Uznaliśmy, że lepiej podróżować metrem, bo chociaż ruch samochodowy nadal jest jakby mniejszy, to metro przy 30st. upale wydało nam się przyjemniejsze. Wsiedliśmy w jeden z supernowoczesnych wagoników (klima, czysto, więcej przestrzeni, wyraźne oznaczenia kierunku jazdy i kolejnych stacji, również po angielsku i ekraniki, na których wyświetla się filmiki z otwarcia olimpiady lub piosenki o nowym, przyjaznym Pekinie) i po kilku przystankach wysiedliśmy na stacji Changchun Jie skąd ruszyliśmy pieszo w stronę najstarszego pekińskiego meczetu Niu Jie Qingzhensi (czyli dosł. „meczetu przy ulicy Wołowej”). Oczywiście najpierw wleźliśmy do niego zupełnie nie od tej strony, ale na szczęście jakiś przyjazny Chińczyk pokierował nas we właściwą. Za wejście zapłaciliśmy 10Y od głowy. W środku kłębił się tłum wyznawców (mam wrażenie, że Ramadan rozpoczął się niedawno) i nie mogliśmy zwiedzić wnętrza meczetu, ale obejrzeliśmy dziedziniec, groby imamów, stele itp. Najciekawszy jest tu eklektyzm sztuki arabskiej i chińskiej. Świątynia usytuowana jest według osi wschód-zachód a nie południe-północ, jak większość chińskich.
Następnie udaliśmy się na poszukiwanie buddyjskiej świątyni Fa Yuan Si.
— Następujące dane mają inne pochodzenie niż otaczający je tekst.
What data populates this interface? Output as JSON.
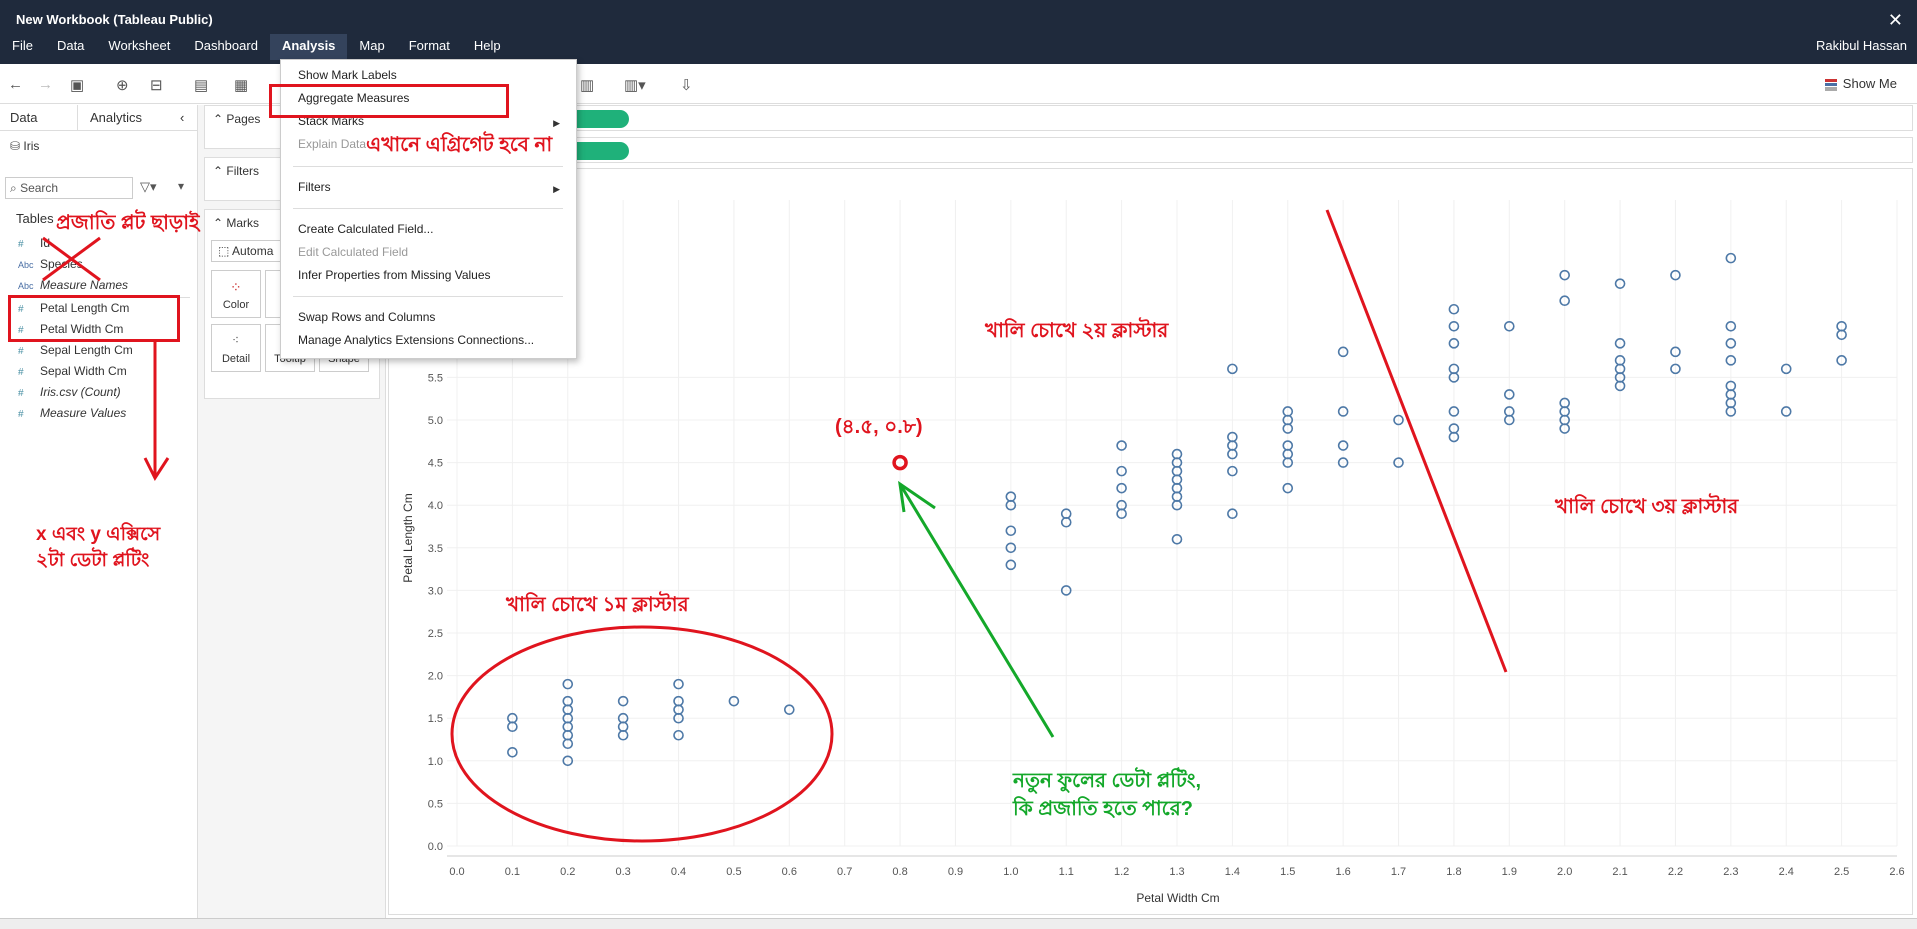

Być może nie byłoby to takie proste (nasz papierowy przewodnik nie miał w repertuarze akurat tego zabytku), ale w chwili gdy zastanawialiśmy się którędy teraz, drogę zastąpił nam wolontariusz. Tu uwaga: na potrzeby olimpiady (i paraolimpiady) przeszkolono zastępy ludzi, którzy mają doradzać, pomagać i wskazywać zbłąkanym turystom drogę. Pan wolontariusz od razu zgadł nasze intencje i ochoczo zaprowadził nas do świątyni. Po drodze, wziąwszy nas za studentów, wypytywał dokładnie gdzie i co studiujemy. Wyprowadzony z błędu trochę zamilkł, bo na pytaniach o studia kończyła się jego znajomość angielskiego. Zaraz zresztą byliśmy u celu, gdzie jeszcze udzieliwszy wskazówek (po chińsku, a co) jak wrócić do metra, ulotnił się, nie żądając żadnego wynagrodzenia (to miłe! - P.). Świątynia Fa Yuan Si (5 Y/os.) robi wrażenie przede wszystkim tym, że nie jest to miejsce na pokaz, jak tyle innych świątyń w Pekinie. Tutaj ludzie naprawdę przychodzą się modlić i chociaż wejście turystom nie jest wzbraniane, to nie jest to atrakcja „robiona” pod nich. Modlący się mnich, to po prostu modlący się mnich, część świątyni to zresztą prywatne mieszkania mnichów i nie należy się tam szwendać. Acha, nie ma też żadnych informacji po angielsku, ale na szczęście Paweł większość napisów chińskich był w stanie rozszyfrować.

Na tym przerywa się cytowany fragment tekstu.